Version: 0.3.38
6. Sorting Without Comparing#
- Lecture:
Lecture 3.6
(slides)
- Objectives:
Understand the limit of sorting by comparing.
- Concepts:
Sorting without comparing, counting sort, radix sort
We depart from recursion a bit to wrap up our discussing about sorting algorithms. We have already looked at five: Selection sort, Insertion sort, Bubble sort, Quick sort, and Merge sort. What is the common trait among them? They all rely on comparisons, that is they compare one item to another to decide where it should go. This type of sorting is called comparison-based.
In this lecture look at the problem of sorting and its inherent limits when one uses comparisons: No comparison-based sorting algorithm can run faster than \(O(n \log n)\)! To illustrate a different approach, we shall look at Counting sort and Radix sort, which offer, under specific conditions, linear runtime.
6.1. The Limit of Sorting by Comparing#
What is sorting? From a theoretical perspective, sorting a given sequence implies finding a permutation of its items so that every items is smaller than all its successors.
Consider the sequence \(s=(a, b, c)\) for instance. How many permutations exist? There are \(6 = 3 \times 2 \times 1 = 3!\). In this case these six permutations are:
\(s_1=(a, b, c)\)
\(s_2=(a, c, b)\)
\(s_3=(b, a, c)\)
\(s_4=(b, c, a)\)
\(s_5=(c, a, b)\)
\(s_6=(c, b, a)\)
Given a random permutation, how can we find one of those that are sorted 1There can be multiple permutations that are sorted, if several items have the same value. ? We need to compare items one another to decide which one is the largest, etc. Fig. 6.11 shows the decision tree that shows which finds the sorted sequence for any given sequence \(s=(a,b,c)\). For instance, if we know that \(a < b\) and \(a < c\), we still need to assert that \(c < b\) to conclude that the sorted permutation is \(s_2=(a, c, b)\).
Fig. 6.11 Comparisons needed to sort a sequence of three items \(s=(a,b,c)\). Each node shows a decision based on comparing two items.#
The decision tree shown by Fig. 6.11 has a specific shape. For a sequence of \(n\) items sitting at the top of this decision tree, the bottom includes the \(n!\) possible permutations. Each decision is binary (yes or no) so the tree has a height of \(\log_2 n!\). This function is bounded below by \(n \log n\). In other word, the worst case cannot get any better than \(n \log n\), that is \(\log_2 n! \in \Omega(n \log_2 n)\). This is an example of the lower bound applied to the worst case: It will never be faster than \(n \log n\).
Important
When sorting using comparisons, there cannot be any algorithm that runs faster than \(O(n \log n)\).

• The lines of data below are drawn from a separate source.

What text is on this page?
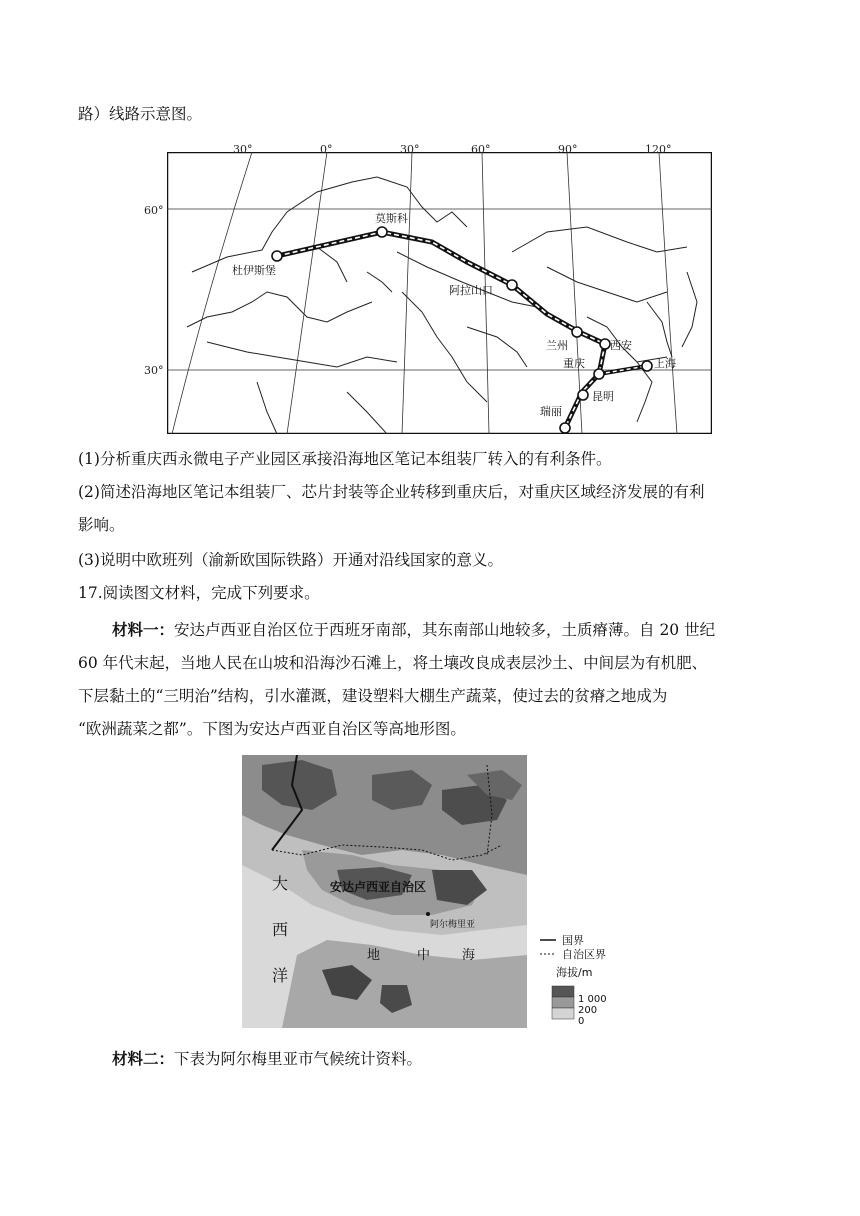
路）线路示意图。
杜伊斯堡
莫斯科
阿拉山口
兰州	西安
重庆	上海
昆明
瑞丽
30°	0°	30°	60°	90°	120°
60°
30°
(1)分析重庆西永微电子产业园区承接沿海地区笔记本组装厂转入的有利条件。
(2)简述沿海地区笔记本组装厂、芯片封装等企业转移到重庆后，对重庆区域经济发展的有利
影响。
(3)说明中欧班列（渝新欧国际铁路）开通对沿线国家的意义。
17.阅读图文材料，完成下列要求。
材料一：安达卢西亚自治区位于西班牙南部，其东南部山地较多，土质瘠薄。自 20 世纪
60 年代末起，当地人民在山坡和沿海沙石滩上，将土壤改良成表层沙土、中间层为有机肥、
下层黏土的“三明治”结构，引水灌溉，建设塑料大棚生产蔬菜，使过去的贫瘠之地成为
“欧洲蔬菜之都”。下图为安达卢西亚自治区等高地形图。
大
西
洋
地	中 海
安达卢西亚自治区
阿尔梅里亚
国界
自治区界
海拔/m
1 000
200
0
材料二：下表为阿尔梅里亚市气候统计资料。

If we are not using comparisons, let us see what else we can do. We shall look at the counting sort and the radix sort, two algorithms that do not rely on comparisons.
6.2. Counting Sort#
The idea of the counting sort is to count items per category. Consider for instance the sequence \(s=(0,1,1,2,0,1,1,2,0,1,1,2,0)\). It contains only three “categories” of items: 0, 1, and 2. Provided we know the order of these categories, we can traverse the sequence once, counting how many items falls in each category, and finally rebuild the sequence as follows:
In summary, counting sort proceeds as follows:
Traverse the given sequence, and build a frequency table, which registers how many items fall into each category.
Compute the cumulative frequencies
Adjust the given sequence, according to the cumulative frequency table
Listing 6.1 illustrate this in
Java. The countingSort
procedure accepts a sequence (as an
array) and its largest key. The largest key captures the set of
categories, implying that the given sequence will contain only values
from 0 to that largest key. The most tricky part is how we rebuild the
sorted sequence. The cumulative frequency table also capture the index
at which a given category should start. So we proceed backward and for
each item in the given sequence, we write it down at its latest
position, decrementing the count (see lines 14-18).
1int[] countingSort(int sequence[], int largestItem) {
2 int[] sorted = new int[sequence.length];
3 int [] frequencies = new int[largestItem + 1];
4
5 for (int i=0 ; i<sequence.length ; i++) {
6 int key = sequence[i];
7 frequencies[key] += 1;
8 }
9
10 for (int key=1; key<largestItem+1 ; key++) {
11 frequencies[key] += frequencies[key-1];
12 }
13
14 for (int i=sequence.length-1 ; i>=0 ; i--) {
15 int key = sequence[i];
16 sorted[frequencies[key]-1] = key;
17 frequencies[key]--;
18 }
19
20 return sorted;
21 }
- Runtime Efficiency
We see Listing 6.1 that each of the steps if implemented using a loop. We iterate either through the given sequence, or through the set of categories. As the result counting sort runs in \(O(n+k)\) where \(n\) is the length of the given sequence and \(k\) is the number of categories.
- Memory efficiency
Listing 6.1 provides an out-of-place, where we provision a separate array to hold the result. But besides this, we also need some memory for the frequency table. So counting sort requires (i.e., \(O(n+k)\)) memory.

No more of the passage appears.